On nine different occasions has Commander Spratt, during his career through life, had the good fortune to rescue the lives of others – often under circumstances of the greatest peril to himself. Once in particular, while serving in the Defiance, he jumped overboard, in the most intrepid and heroic manner possible, after a man named George Bradfort, who had fallen into the sea between two sharks. On 30 May, 1809, he was presented at the hands of the Duke of Norfolk with the silver medal of the Society of Arts, &c., for his invention of a “Homograph,” or mode of communicating at a distance by particular positions of a handkerchief. This contrivance formed the groundwork of the Semaphore afterwards adopted throughout England and France. Commander Spratt married, 4 April, 1809, Jane, daughter of Mr. Thos. Brimage, yeoman, of the parish of East Teignmouth, co. Devon, by whom he has issue three sons and six daughters. His eldest son, Thomas Abel Brimage, is a Lieutenant R.N.; his second, James, commands a country ship in India; and his youngest, Henry, is a First-Lieutenant R.M.

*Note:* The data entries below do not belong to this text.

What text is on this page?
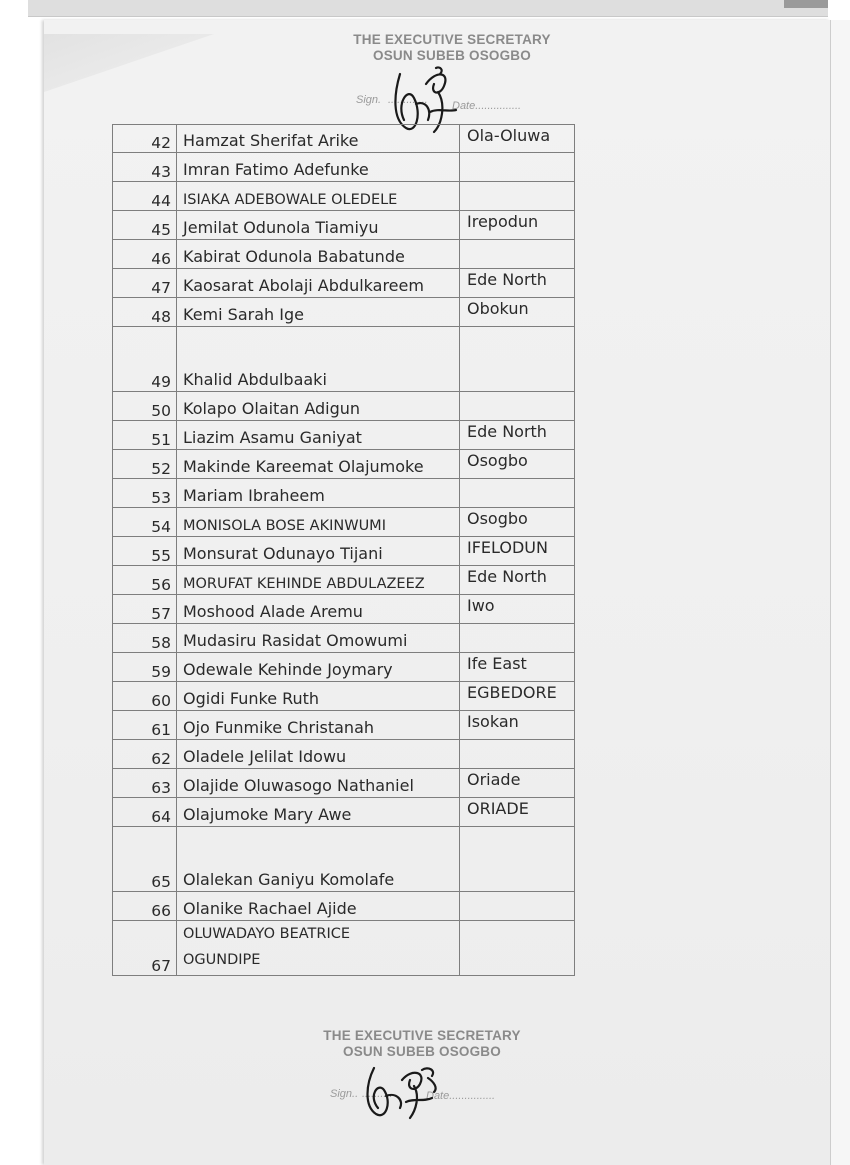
THE EXECUTIVE SECRETARY
OSUN SUBEB OSOGBO
Sign. ............. Date...............
42	Hamzat Sherifat Arike	Ola-Oluwa
43	Imran Fatimo Adefunke	

44	ISIAKA ADEBOWALE OLEDELE	

45	Jemilat Odunola Tiamiyu	Irepodun
46	Kabirat Odunola Babatunde	

47	Kaosarat Abolaji Abdulkareem	Ede North
48	Kemi Sarah Ige	Obokun
49	Khalid Abdulbaaki	

50	Kolapo Olaitan Adigun	

51	Liazim Asamu Ganiyat	Ede North
52	Makinde Kareemat Olajumoke	Osogbo
53	Mariam Ibraheem	

54	MONISOLA BOSE AKINWUMI	Osogbo
55	Monsurat Odunayo Tijani	IFELODUN
56	MORUFAT KEHINDE ABDULAZEEZ	Ede North
57	Moshood Alade Aremu	Iwo
58	Mudasiru Rasidat Omowumi	

59	Odewale Kehinde Joymary	Ife East
60	Ogidi Funke Ruth	EGBEDORE
61	Ojo Funmike Christanah	Isokan
62	Oladele Jelilat Idowu	

63	Olajide Oluwasogo Nathaniel	Oriade
64	Olajumoke Mary Awe	ORIADE
65	Olalekan Ganiyu Komolafe	

66	Olanike Rachael Ajide	

67	OLUWADAYO BEATRICE
OGUNDIPE	

THE EXECUTIVE SECRETARY
OSUN SUBEB OSOGBO
Sign.. ..........	Date...............
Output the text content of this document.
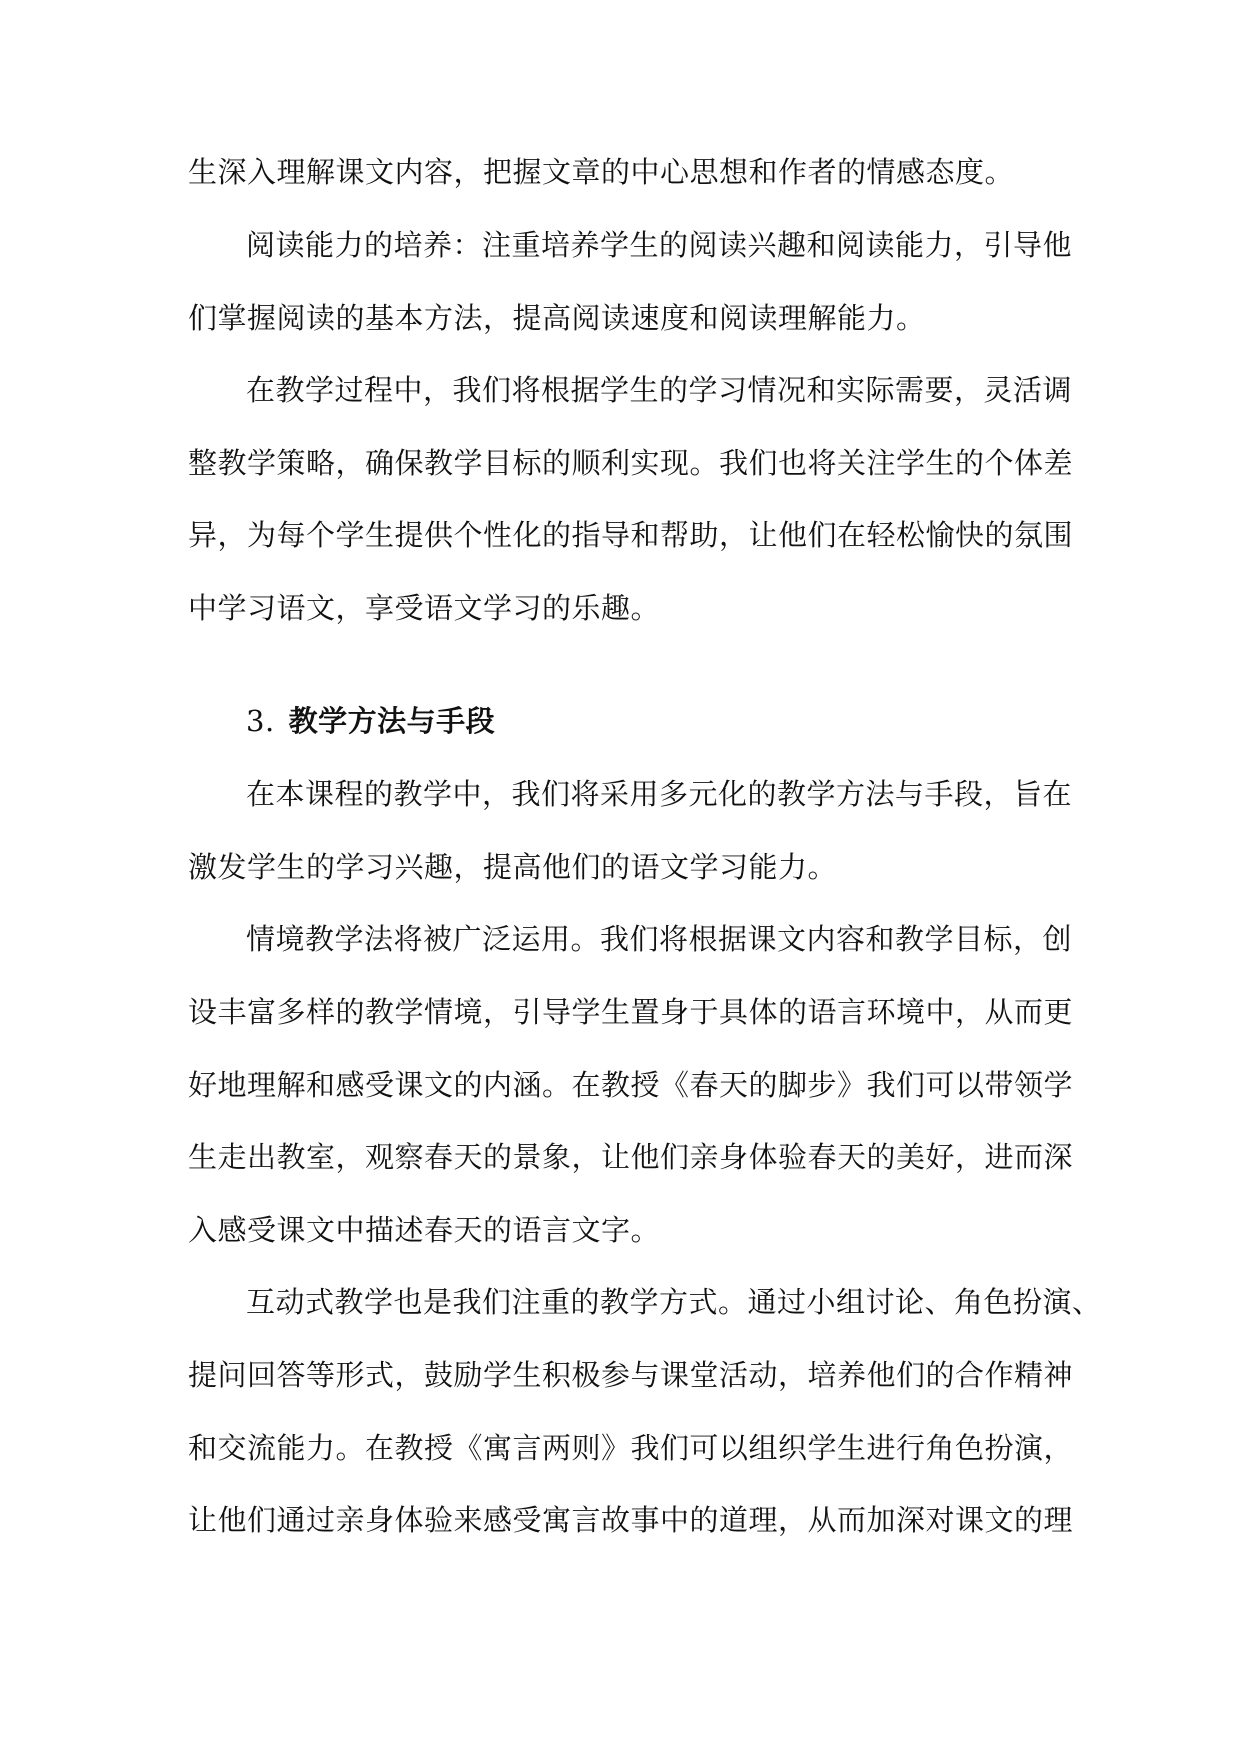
生深入理解课文内容，把握文章的中心思想和作者的情感态度。
阅读能力的培养：注重培养学生的阅读兴趣和阅读能力，引导他
们掌握阅读的基本方法，提高阅读速度和阅读理解能力。
在教学过程中，我们将根据学生的学习情况和实际需要，灵活调
整教学策略，确保教学目标的顺利实现。我们也将关注学生的个体差
异，为每个学生提供个性化的指导和帮助，让他们在轻松愉快的氛围
中学习语文，享受语文学习的乐趣。
3. 教学方法与手段
在本课程的教学中，我们将采用多元化的教学方法与手段，旨在
激发学生的学习兴趣，提高他们的语文学习能力。
情境教学法将被广泛运用。我们将根据课文内容和教学目标，创
设丰富多样的教学情境，引导学生置身于具体的语言环境中，从而更
好地理解和感受课文的内涵。在教授《春天的脚步》我们可以带领学
生走出教室，观察春天的景象，让他们亲身体验春天的美好，进而深
入感受课文中描述春天的语言文字。
互动式教学也是我们注重的教学方式。通过小组讨论、角色扮演、
提问回答等形式，鼓励学生积极参与课堂活动，培养他们的合作精神
和交流能力。在教授《寓言两则》我们可以组织学生进行角色扮演，
让他们通过亲身体验来感受寓言故事中的道理，从而加深对课文的理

  1. Vide Gaz. 1805, p. 1484.
  2. On arriving at Gibraltar the pain Mr. Spratt endured was so acute that it brought on a fever, during the paroxysms of which the settings of his leg became deranged as fast as the surgeon could dress them. To obviate the inconvenience and danger arising from this it was resolved to encase the limb in a long box adapted to the purpose, and to allow it to remain in that state for nine days in order to facilitate the formation of callus. Long before the time prescribed had elapsed Mr. Spratt’s sufferings were greatly increased by a gnawing, unaccountable sensation, not attributable to the nature of his ailment. On the box being at length unlocked, a spectacle presented itself to the view of the medical officers present unparalleled in the history of their experience. Hundreds of maggote, an inch long, were stuck into the calf, with only the tips of their tails to be seen, the remainder of their bodies being embedded in the flesh. How to get rid of this astounding production was now the question. One of the surgeons essayed the effect of his forceps, but no sooner was the instrument applied than the creatures broke short off. A second doctor, however, more ingenious, ran to his medicine chest, and returned with a phial, the contents of which had the desired effect. This, the first case of the kind that occurred in the hospital, was accounted for by some of the numerous parasitical flies attracted there after the battle of Trafalgar having deposited their eggs in the wound.